A denial is the beginning, not the end
Getting a prior authorization denial for GLP-1 medication is frustrating — but it's also common, and frequently reversible. Data from multiple sources suggests that 30–50% of well-documented appeals for GLP-1 medications succeed. The key word is "well-documented." Most initial denials stem from incomplete paperwork, not from genuine medical ineligibility.
Step 1: Understand why you were denied
Request the specific reason for denial in writing. Common denial reasons include insufficient documentation of BMI and weight-related comorbidities, no evidence of prior weight management attempts, medication is excluded from your plan's formulary entirely, your plan requires trying a different medication first (step therapy), or missing lab work or clinical documentation.
Each of these has a different appeal strategy. A formulary exclusion (the plan doesn't cover weight loss medications at all) is the hardest to overcome — in many cases, there's no appeal pathway because the medication category itself is excluded, not your individual claim.
Step 2: Gather your documentation
Appeal Documentation Checklist
BMI documentation: Measured BMI at the time of initiating treatment, with date and provider
Comorbidity evidence: Diagnoses of hypertension, type 2 diabetes, dyslipidemia, sleep apnea, or cardiovascular disease with supporting lab/test results
Prior weight loss attempts: Documented participation in diet, exercise, or behavioral programs — ideally 6+ months of history
Lab results: HbA1c, lipid panel, metabolic panel — showing metabolic dysfunction
Clinical guidelines: References to AACE, Endocrine Society, or ADA guidelines supporting GLP-1 use for your conditions
Letter of medical necessity: A detailed letter from your prescribing provider explaining why this specific medication is medically necessary for you
Step 3: The letter of medical necessity
This is your most powerful tool. Your provider writes this letter, but you can (and should) help by providing the documentation they need. A strong letter includes your clinical diagnosis with ICD-10 codes, specific BMI and metabolic markers, a summary of prior weight management attempts and their outcomes, an explanation of why this specific GLP-1 medication is medically necessary (citing clinical trial evidence), references to published clinical guidelines that support the prescription, and a statement of the health consequences of untreated obesity for your specific situation.
Step 4: File the appeal within the deadline
Appeal deadlines vary by plan but are typically 30–180 days from the denial notice. Missing the deadline can force you to restart the entire prior authorization process. Mark the deadline on your calendar the day you receive the denial. Most plans allow two levels of internal appeal (the second reviewed by a different person than the first), plus the right to an external review by an independent third party if both internal appeals fail.

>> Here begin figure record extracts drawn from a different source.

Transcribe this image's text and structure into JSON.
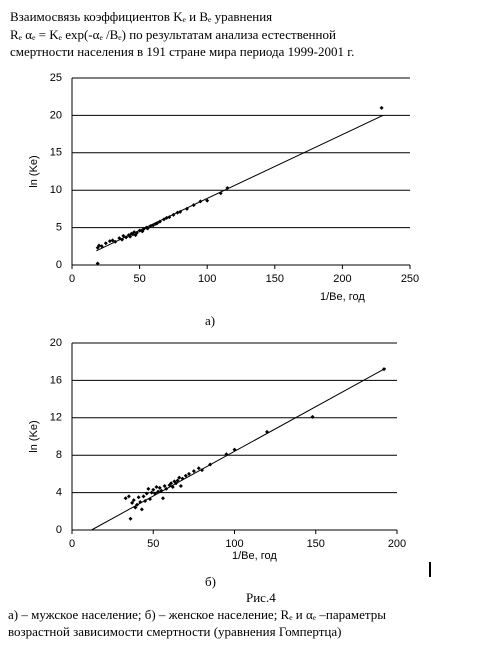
{
  "header": {
    "lines": [
      "Взаимосвязь коэффициентов Kₑ и Bₑ уравнения",
      "Rₑ αₑ = Kₑ exp(-αₑ /Bₑ) по результатам анализа естественной",
      "смертности населения в 191 стране мира периода 1999-2001 г."
    ]
  },
  "chart_data": [
    {
      "type": "scatter",
      "label": "а)",
      "x_label": "1/Be, год",
      "y_label": "ln (Ke)",
      "color": "#000000",
      "grid": true,
      "xlim": [
        0,
        250
      ],
      "xticks": [
        0,
        50,
        100,
        150,
        200,
        250
      ],
      "ylim": [
        0,
        25
      ],
      "yticks": [
        0,
        5,
        10,
        15,
        20,
        25
      ],
      "x": [
        19,
        19,
        20,
        22,
        25,
        28,
        30,
        32,
        35,
        37,
        38,
        40,
        42,
        43,
        44,
        45,
        46,
        47,
        48,
        50,
        52,
        53,
        55,
        56,
        58,
        60,
        62,
        63,
        65,
        68,
        70,
        72,
        75,
        78,
        80,
        85,
        90,
        95,
        100,
        110,
        115,
        229
      ],
      "values": [
        0.2,
        2.3,
        2.6,
        2.5,
        2.9,
        3.2,
        3.3,
        3.1,
        3.6,
        3.4,
        3.9,
        3.7,
        4.0,
        3.8,
        4.2,
        4.1,
        4.4,
        4.0,
        4.3,
        4.6,
        4.5,
        4.8,
        5.0,
        4.9,
        5.2,
        5.3,
        5.5,
        5.6,
        5.8,
        6.1,
        6.3,
        6.4,
        6.7,
        7.0,
        7.1,
        7.5,
        8.0,
        8.5,
        8.6,
        9.6,
        10.3,
        21.0
      ],
      "trend": {
        "x": [
          18,
          230
        ],
        "values": [
          1.9,
          20
        ]
      }
    },
    {
      "type": "scatter",
      "label": "б)",
      "x_label": "1/Be, год",
      "y_label": "ln (Ke)",
      "color": "#000000",
      "grid": true,
      "xlim": [
        0,
        200
      ],
      "xticks": [
        0,
        50,
        100,
        150,
        200
      ],
      "ylim": [
        0,
        20
      ],
      "yticks": [
        0,
        4,
        8,
        12,
        16,
        20
      ],
      "x": [
        33,
        35,
        36,
        37,
        38,
        39,
        40,
        41,
        42,
        43,
        44,
        45,
        46,
        47,
        48,
        49,
        50,
        51,
        52,
        53,
        54,
        55,
        56,
        57,
        58,
        60,
        61,
        62,
        63,
        64,
        65,
        66,
        67,
        68,
        70,
        72,
        75,
        78,
        80,
        85,
        95,
        100,
        120,
        148,
        192
      ],
      "values": [
        3.4,
        3.6,
        1.2,
        2.9,
        3.2,
        2.4,
        2.7,
        3.5,
        3.0,
        2.2,
        3.6,
        3.1,
        3.9,
        4.4,
        3.3,
        4.0,
        4.3,
        3.9,
        4.6,
        4.1,
        4.5,
        4.2,
        3.4,
        4.7,
        4.4,
        4.8,
        5.0,
        4.6,
        5.2,
        5.0,
        5.3,
        5.6,
        4.7,
        5.5,
        5.8,
        6.0,
        6.3,
        6.6,
        6.4,
        7.0,
        8.1,
        8.6,
        10.5,
        12.1,
        17.2
      ],
      "trend": {
        "x": [
          12,
          193
        ],
        "values": [
          0,
          17.3
        ]
      }
    }
  ],
  "caption": {
    "figure": "Рис.4",
    "lines": [
      "а) – мужское население; б) – женское население; Rₑ и αₑ –параметры",
      "возрастной зависимости смертности (уравнения Гомпертца)"
    ]
  }
}
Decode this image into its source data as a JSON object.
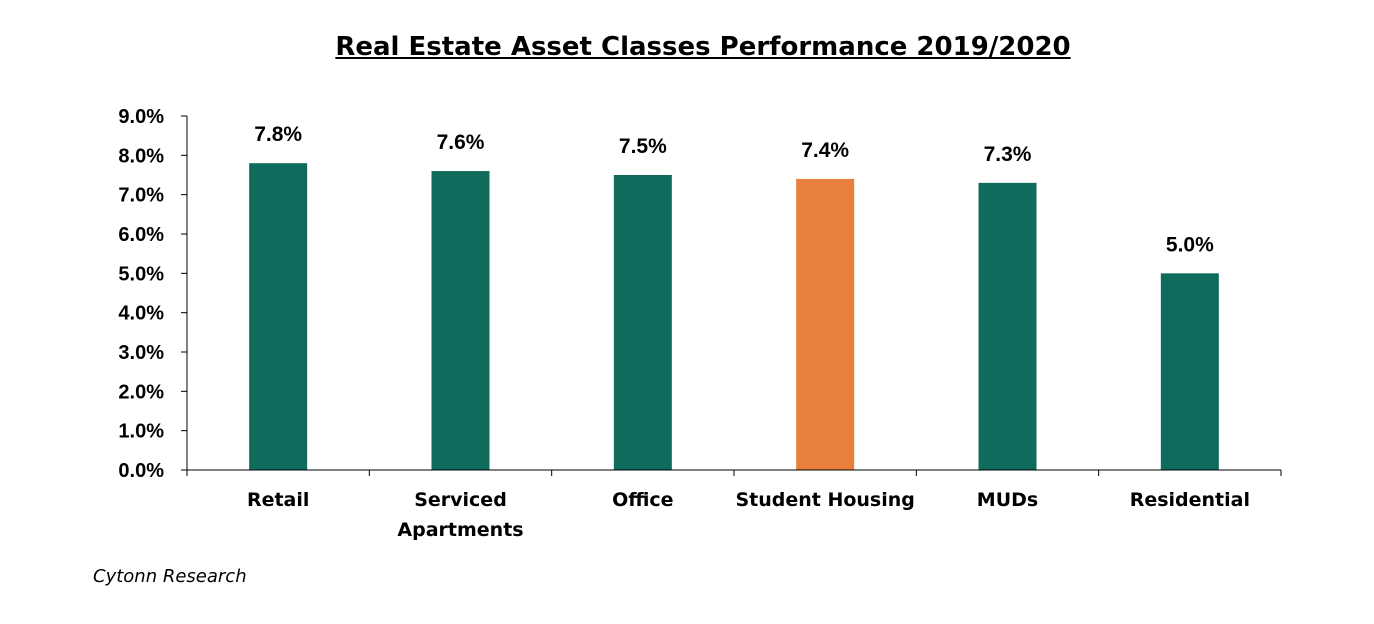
{
  "chart_data": {
    "type": "bar",
    "title": "Real Estate Asset Classes Performance 2019/2020",
    "categories": [
      [
        "Retail"
      ],
      [
        "Serviced",
        "Apartments"
      ],
      [
        "Office"
      ],
      [
        "Student Housing"
      ],
      [
        "MUDs"
      ],
      [
        "Residential"
      ]
    ],
    "values": [
      7.8,
      7.6,
      7.5,
      7.4,
      7.3,
      5.0
    ],
    "data_labels": [
      "7.8%",
      "7.6%",
      "7.5%",
      "7.4%",
      "7.3%",
      "5.0%"
    ],
    "bar_colors": [
      "#0f6b5b",
      "#0f6b5b",
      "#0f6b5b",
      "#e97f3d",
      "#0f6b5b",
      "#0f6b5b"
    ],
    "ylim": [
      0,
      9
    ],
    "yticks": [
      0,
      1,
      2,
      3,
      4,
      5,
      6,
      7,
      8,
      9
    ],
    "ytick_labels": [
      "0.0%",
      "1.0%",
      "2.0%",
      "3.0%",
      "4.0%",
      "5.0%",
      "6.0%",
      "7.0%",
      "8.0%",
      "9.0%"
    ],
    "xlabel": "",
    "ylabel": "",
    "grid": false,
    "legend": "none"
  },
  "source": "Cytonn Research"
}
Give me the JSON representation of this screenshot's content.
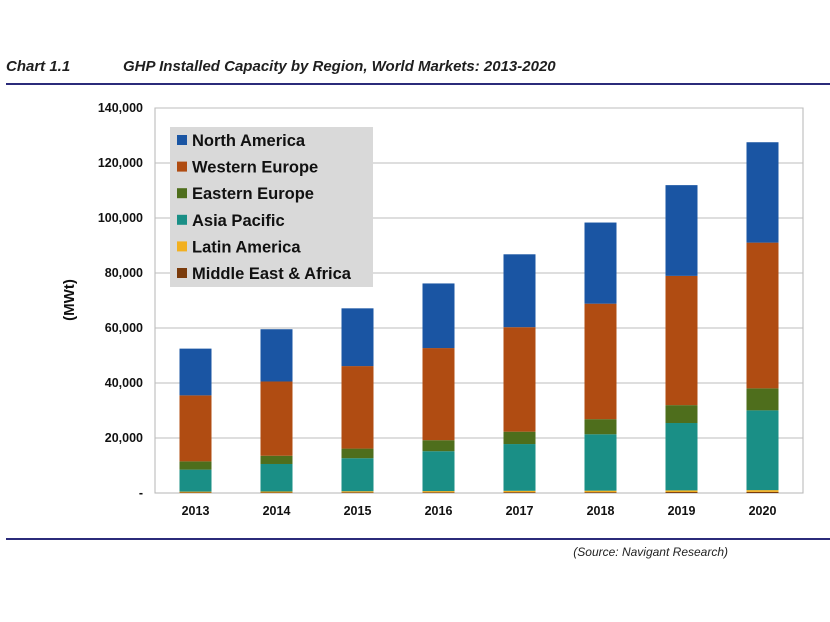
{
  "header": {
    "chart_label": "Chart 1.1",
    "title": "GHP Installed Capacity by Region, World Markets: 2013-2020"
  },
  "footer": {
    "source": "(Source: Navigant Research)"
  },
  "chart_data": {
    "type": "bar",
    "stacked": true,
    "title": "GHP Installed Capacity by Region, World Markets: 2013-2020",
    "xlabel": "",
    "ylabel": "(MWt)",
    "ylim": [
      0,
      140000
    ],
    "yticks": [
      0,
      20000,
      40000,
      60000,
      80000,
      100000,
      120000,
      140000
    ],
    "ytick_labels": [
      "-",
      "20,000",
      "40,000",
      "60,000",
      "80,000",
      "100,000",
      "120,000",
      "140,000"
    ],
    "grid": true,
    "legend_position": "top-left",
    "categories": [
      "2013",
      "2014",
      "2015",
      "2016",
      "2017",
      "2018",
      "2019",
      "2020"
    ],
    "series": [
      {
        "name": "Middle East & Africa",
        "color": "#7a3b0c",
        "values": [
          200,
          200,
          250,
          250,
          300,
          300,
          350,
          400
        ]
      },
      {
        "name": "Latin America",
        "color": "#f2b020",
        "values": [
          300,
          350,
          400,
          450,
          500,
          550,
          600,
          650
        ]
      },
      {
        "name": "Asia Pacific",
        "color": "#1a8f86",
        "values": [
          8000,
          10000,
          12000,
          14500,
          17000,
          20500,
          24500,
          29000
        ]
      },
      {
        "name": "Eastern Europe",
        "color": "#4e6e1c",
        "values": [
          3000,
          3000,
          3500,
          4000,
          4500,
          5500,
          6500,
          8000
        ]
      },
      {
        "name": "Western Europe",
        "color": "#b04c12",
        "values": [
          24000,
          27000,
          30000,
          33500,
          38000,
          42000,
          47000,
          53000
        ]
      },
      {
        "name": "North America",
        "color": "#1a55a3",
        "values": [
          17000,
          19000,
          21000,
          23500,
          26500,
          29500,
          33000,
          36500
        ]
      }
    ],
    "legend_order": [
      "North America",
      "Western Europe",
      "Eastern Europe",
      "Asia Pacific",
      "Latin America",
      "Middle East & Africa"
    ]
  }
}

Step 5: If the appeal fails — external review and other options
If your internal appeals are denied, you can request an external review through your state's insurance department. External reviewers are independent of your insurer and evaluate your case against accepted medical standards. You can also file a complaint with your state insurance commissioner, especially if you believe the denial violates state obesity treatment mandates (several states now require coverage of obesity medications).
While appealing, you don't have to wait. Many patients begin treatment through cash-pay telehealth providers (compounded GLP-1 at $149–$299/mo) while their insurance appeal processes. If the appeal eventually succeeds, you can transition to brand-name medication under insurance coverage.
Document your baseline weight
One critical detail that trips up many patients later: document your baseline weight at the very start of treatment. Insurance renewals often require evidence of at least 5% weight loss from baseline. If you can't prove your starting weight, renewal can be denied even if you're clearly responding to the medication. Get it on record — clinic visit, telehealth screenshot, whatever works — and save it.